Amen

The hype surrounding Amen’s We Have Come for Your Parents raises some questions. Here is a band that proclaims itself to be some breed of dangerous punks, poised to kill the dinosaur of nü metal. Instead, Amen blurs the lines, or perhaps just establishes new connections, between such ’80s hardcore bands as Black Flag and current metal standard-bearers, such as Korn and Pantera. This hybrid is unlikely to steal the fire of the Family Values set, but hey, at least it’s genuinely heavier than the likes of Crazy Town.
It’s weird to call this music punk, but these days that term is used to describe everything from angular, dissonant art bands to atmospheric emo troupes to power-pop trios. Amen has nothing to do with pop or art, but while visceral, it lacks the level of composition and instrumentation usually found in true metal. Still, although Amen might have trouble attracting genre-philes, it should still be able to lure fans from both camps by virtue of being really, really noisy. A brief summary of the group’s to-do list for We Have Come for Your Parents: Play power-chord loudly. Play it even louder. Add loud drums. Have singer Casey Chaos scream so loudly that the listener’s ears hurt as much as Chaos’ throat must. Complain about conservative culture using every Nietzschean insult that Marilyn Manson has yet to unearth. Occasionally, make a disturbingly misogynistic remark. Repeat.
Because of their overwhelming volume, these songs sound good when they’re on, yet they’re forgettable because they offer little in the way of chord progressions, riffs, hooks or memorable melody.

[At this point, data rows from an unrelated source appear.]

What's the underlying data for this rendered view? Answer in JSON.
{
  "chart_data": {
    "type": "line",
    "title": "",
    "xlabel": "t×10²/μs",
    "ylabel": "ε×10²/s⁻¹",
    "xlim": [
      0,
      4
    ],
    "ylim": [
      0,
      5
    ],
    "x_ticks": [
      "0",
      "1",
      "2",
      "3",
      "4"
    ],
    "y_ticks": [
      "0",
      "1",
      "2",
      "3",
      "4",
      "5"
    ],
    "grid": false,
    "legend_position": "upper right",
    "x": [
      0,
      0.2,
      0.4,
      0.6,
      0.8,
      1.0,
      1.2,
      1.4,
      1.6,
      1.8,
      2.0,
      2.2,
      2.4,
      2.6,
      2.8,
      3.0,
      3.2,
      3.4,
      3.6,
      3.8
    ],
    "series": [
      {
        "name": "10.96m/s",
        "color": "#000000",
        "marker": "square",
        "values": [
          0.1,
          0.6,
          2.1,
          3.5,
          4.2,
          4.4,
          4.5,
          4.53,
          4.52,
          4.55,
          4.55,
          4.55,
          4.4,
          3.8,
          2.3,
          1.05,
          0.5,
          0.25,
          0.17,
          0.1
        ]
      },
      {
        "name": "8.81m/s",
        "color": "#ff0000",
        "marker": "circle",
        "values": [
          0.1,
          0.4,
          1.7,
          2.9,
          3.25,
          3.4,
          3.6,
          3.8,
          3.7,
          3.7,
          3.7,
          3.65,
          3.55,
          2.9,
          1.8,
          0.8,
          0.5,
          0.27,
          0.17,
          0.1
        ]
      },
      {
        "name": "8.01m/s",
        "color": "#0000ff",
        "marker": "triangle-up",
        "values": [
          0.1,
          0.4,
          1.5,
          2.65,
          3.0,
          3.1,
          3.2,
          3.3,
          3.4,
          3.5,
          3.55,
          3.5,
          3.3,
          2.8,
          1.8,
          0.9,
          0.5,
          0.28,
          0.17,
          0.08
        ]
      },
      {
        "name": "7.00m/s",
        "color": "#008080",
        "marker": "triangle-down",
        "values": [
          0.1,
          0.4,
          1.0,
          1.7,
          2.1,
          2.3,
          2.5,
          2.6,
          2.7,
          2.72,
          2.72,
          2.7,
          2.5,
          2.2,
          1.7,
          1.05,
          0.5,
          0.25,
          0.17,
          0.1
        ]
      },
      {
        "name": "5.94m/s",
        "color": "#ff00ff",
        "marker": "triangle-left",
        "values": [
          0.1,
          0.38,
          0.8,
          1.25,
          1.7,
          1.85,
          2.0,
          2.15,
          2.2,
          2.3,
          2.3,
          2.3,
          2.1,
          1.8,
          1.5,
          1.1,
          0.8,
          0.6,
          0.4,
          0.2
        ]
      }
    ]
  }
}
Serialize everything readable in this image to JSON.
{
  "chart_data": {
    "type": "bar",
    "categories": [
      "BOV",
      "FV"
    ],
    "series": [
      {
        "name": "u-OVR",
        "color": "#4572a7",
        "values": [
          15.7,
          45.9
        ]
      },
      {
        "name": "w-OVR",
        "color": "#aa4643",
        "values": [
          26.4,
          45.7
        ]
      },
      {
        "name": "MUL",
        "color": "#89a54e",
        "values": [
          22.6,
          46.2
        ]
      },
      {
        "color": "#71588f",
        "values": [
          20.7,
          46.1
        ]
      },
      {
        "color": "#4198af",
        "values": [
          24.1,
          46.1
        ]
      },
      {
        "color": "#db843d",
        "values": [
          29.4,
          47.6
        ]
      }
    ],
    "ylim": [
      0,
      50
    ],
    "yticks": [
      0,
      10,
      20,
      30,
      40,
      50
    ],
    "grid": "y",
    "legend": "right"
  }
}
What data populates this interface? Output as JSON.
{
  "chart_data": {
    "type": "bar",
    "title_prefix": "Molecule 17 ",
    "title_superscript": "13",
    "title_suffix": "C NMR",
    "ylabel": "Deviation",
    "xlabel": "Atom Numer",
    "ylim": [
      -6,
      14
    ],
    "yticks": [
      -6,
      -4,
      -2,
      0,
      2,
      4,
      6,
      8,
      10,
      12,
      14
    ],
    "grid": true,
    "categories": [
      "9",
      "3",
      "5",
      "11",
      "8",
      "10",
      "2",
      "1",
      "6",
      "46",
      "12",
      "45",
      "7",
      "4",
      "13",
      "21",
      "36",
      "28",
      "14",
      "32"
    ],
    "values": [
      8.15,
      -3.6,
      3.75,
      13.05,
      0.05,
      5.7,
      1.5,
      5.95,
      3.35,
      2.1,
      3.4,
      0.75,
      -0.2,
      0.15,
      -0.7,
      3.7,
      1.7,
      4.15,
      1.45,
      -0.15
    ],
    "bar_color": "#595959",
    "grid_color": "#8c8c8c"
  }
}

Even the group’s shocking lyrics (I want to see you raped/and decapitated/in your silent fate of hidden agenda) can’t lend these tunes staying power.
Although the band has tried to underplay it, there’s an obvious debt to the nü metal movement’s down-tuned style, with the guitarists (both refugees from the now-departed OZZfest fixture Snot) the most likely culprits. The rhythm section creates some decent grooves, but the main star here is Chaos. He doesn’t have much of a voice, but he’s not afraid to use it. His range goes from grunt to thin, bleating scream to louder variation on said scream. But at a time when even “legit” rock wails have been Pro-Tooled to perfection, it’s nice to hear a voice with so many warts.

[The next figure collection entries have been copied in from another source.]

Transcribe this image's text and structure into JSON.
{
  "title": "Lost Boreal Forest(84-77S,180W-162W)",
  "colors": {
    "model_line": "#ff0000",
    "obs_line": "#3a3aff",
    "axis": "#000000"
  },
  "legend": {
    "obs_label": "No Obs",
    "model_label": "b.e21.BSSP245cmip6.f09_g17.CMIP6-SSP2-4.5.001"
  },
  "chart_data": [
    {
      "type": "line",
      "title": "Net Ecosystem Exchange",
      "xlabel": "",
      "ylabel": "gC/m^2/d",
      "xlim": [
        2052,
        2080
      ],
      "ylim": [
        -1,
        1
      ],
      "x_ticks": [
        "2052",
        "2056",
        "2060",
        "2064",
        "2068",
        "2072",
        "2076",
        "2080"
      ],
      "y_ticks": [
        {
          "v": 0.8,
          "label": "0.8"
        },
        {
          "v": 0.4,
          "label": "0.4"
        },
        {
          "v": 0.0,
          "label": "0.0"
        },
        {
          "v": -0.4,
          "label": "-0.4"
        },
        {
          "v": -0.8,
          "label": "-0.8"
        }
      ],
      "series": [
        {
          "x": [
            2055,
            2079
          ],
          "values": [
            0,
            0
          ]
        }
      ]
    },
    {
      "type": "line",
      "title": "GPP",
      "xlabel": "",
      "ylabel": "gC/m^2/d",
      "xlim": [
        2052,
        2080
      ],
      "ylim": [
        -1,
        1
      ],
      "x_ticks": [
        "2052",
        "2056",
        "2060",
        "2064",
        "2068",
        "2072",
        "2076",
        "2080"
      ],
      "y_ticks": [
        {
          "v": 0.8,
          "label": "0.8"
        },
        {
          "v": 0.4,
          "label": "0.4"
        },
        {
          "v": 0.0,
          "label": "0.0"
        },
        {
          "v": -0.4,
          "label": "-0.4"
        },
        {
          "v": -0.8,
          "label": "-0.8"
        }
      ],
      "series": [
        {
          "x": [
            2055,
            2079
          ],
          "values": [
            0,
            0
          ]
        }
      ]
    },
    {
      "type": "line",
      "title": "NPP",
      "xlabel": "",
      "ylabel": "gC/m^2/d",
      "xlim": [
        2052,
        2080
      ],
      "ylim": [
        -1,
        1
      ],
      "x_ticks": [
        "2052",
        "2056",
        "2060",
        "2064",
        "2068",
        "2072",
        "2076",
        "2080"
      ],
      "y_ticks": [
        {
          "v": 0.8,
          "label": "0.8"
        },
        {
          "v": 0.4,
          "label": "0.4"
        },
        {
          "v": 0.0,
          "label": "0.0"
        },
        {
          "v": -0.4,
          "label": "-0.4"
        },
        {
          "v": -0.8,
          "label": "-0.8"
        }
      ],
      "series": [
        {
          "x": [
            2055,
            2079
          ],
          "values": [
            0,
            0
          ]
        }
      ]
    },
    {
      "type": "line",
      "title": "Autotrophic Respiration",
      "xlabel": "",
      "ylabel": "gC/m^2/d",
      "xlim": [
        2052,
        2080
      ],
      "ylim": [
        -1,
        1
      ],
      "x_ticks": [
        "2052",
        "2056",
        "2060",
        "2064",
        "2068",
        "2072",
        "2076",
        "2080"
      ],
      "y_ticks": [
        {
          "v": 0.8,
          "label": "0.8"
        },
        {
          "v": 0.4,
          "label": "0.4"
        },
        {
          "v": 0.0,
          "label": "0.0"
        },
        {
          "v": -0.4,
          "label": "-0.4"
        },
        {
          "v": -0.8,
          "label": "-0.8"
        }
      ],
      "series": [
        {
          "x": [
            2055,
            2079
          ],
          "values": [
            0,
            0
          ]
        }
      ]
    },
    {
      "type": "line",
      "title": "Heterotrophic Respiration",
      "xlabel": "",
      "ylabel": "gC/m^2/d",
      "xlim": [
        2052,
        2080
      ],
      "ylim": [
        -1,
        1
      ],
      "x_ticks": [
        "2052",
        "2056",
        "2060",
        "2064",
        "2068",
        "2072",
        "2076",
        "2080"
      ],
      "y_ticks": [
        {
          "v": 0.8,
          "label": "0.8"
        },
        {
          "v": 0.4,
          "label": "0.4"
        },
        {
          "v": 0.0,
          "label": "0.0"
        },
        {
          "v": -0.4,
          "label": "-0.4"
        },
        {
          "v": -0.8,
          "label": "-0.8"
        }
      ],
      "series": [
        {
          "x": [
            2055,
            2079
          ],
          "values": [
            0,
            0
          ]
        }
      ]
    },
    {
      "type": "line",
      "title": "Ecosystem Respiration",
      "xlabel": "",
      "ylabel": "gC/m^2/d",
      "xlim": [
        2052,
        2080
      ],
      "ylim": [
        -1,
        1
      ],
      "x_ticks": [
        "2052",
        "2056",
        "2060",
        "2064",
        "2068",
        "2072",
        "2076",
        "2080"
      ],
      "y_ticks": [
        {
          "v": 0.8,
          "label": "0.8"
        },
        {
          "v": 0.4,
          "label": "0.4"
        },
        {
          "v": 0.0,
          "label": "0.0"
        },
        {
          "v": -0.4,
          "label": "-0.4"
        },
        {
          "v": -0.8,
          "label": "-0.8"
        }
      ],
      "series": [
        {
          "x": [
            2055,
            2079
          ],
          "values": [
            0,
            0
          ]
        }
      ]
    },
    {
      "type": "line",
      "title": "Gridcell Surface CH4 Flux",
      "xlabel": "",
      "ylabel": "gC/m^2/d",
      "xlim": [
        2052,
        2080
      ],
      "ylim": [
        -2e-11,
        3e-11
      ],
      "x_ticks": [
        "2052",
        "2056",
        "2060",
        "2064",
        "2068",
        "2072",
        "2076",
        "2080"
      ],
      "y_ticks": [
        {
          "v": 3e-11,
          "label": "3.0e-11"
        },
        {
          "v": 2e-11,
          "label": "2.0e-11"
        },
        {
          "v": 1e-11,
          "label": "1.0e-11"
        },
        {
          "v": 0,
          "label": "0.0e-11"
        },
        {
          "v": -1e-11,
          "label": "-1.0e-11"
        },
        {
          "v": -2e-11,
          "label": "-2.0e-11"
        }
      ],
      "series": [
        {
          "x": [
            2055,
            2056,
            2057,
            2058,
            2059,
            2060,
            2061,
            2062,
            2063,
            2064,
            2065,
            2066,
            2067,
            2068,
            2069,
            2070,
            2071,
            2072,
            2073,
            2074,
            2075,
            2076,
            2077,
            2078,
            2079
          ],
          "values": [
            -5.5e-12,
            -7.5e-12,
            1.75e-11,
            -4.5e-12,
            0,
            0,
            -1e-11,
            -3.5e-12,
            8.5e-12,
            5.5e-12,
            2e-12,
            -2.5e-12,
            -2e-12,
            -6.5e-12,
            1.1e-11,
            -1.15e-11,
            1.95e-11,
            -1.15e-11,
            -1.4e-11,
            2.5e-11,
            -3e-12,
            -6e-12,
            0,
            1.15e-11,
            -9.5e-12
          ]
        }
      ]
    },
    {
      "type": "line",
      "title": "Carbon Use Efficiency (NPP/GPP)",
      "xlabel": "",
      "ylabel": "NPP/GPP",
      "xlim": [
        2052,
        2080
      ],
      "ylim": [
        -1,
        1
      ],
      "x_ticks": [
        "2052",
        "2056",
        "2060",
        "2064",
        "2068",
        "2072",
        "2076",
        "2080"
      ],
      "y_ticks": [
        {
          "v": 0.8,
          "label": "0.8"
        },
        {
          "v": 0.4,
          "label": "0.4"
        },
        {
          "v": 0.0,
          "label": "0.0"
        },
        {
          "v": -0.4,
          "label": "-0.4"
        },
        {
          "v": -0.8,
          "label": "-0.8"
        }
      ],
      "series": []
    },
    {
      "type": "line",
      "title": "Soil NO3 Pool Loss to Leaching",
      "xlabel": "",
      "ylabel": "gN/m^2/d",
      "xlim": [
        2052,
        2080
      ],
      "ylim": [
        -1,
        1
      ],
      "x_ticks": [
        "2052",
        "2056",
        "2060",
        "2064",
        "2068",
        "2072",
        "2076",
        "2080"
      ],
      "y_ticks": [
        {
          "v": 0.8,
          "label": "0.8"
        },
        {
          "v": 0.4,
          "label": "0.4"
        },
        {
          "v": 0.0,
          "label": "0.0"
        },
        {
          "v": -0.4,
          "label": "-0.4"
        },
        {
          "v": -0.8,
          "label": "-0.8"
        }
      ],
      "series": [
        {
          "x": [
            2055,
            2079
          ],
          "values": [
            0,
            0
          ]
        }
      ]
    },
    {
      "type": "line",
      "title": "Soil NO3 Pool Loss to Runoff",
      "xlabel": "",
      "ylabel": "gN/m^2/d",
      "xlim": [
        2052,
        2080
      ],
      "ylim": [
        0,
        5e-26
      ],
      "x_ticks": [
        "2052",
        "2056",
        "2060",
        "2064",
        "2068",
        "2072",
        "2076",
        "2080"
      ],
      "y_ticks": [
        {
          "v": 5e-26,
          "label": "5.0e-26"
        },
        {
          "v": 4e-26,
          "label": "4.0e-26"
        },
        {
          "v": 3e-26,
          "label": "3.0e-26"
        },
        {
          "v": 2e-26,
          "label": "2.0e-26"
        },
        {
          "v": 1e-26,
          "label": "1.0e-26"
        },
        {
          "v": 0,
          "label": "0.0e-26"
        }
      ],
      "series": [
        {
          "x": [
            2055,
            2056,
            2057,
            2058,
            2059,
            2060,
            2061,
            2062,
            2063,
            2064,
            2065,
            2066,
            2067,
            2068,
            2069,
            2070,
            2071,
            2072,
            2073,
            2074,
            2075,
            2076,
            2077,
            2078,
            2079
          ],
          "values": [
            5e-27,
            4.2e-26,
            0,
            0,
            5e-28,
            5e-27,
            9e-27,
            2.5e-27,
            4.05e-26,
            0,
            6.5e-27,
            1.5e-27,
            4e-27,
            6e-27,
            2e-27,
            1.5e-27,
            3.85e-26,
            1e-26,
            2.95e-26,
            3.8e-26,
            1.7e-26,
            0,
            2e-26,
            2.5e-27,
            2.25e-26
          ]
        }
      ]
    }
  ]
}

Amen’s dedication to noise over songcraft makes the band an of-the-moment kind of pleasure, and its attempts to be dark and disturbing are predictably silly. But even if the rumors that the band was put together by record execs to capitalize on a trend (exhibit A — the hired-gun drummer used to be in Ugly Kid Joe) are true, Amen should be proud that it offers such a distinctive gimmick. And the accompanying Making the Band special should be a hoot.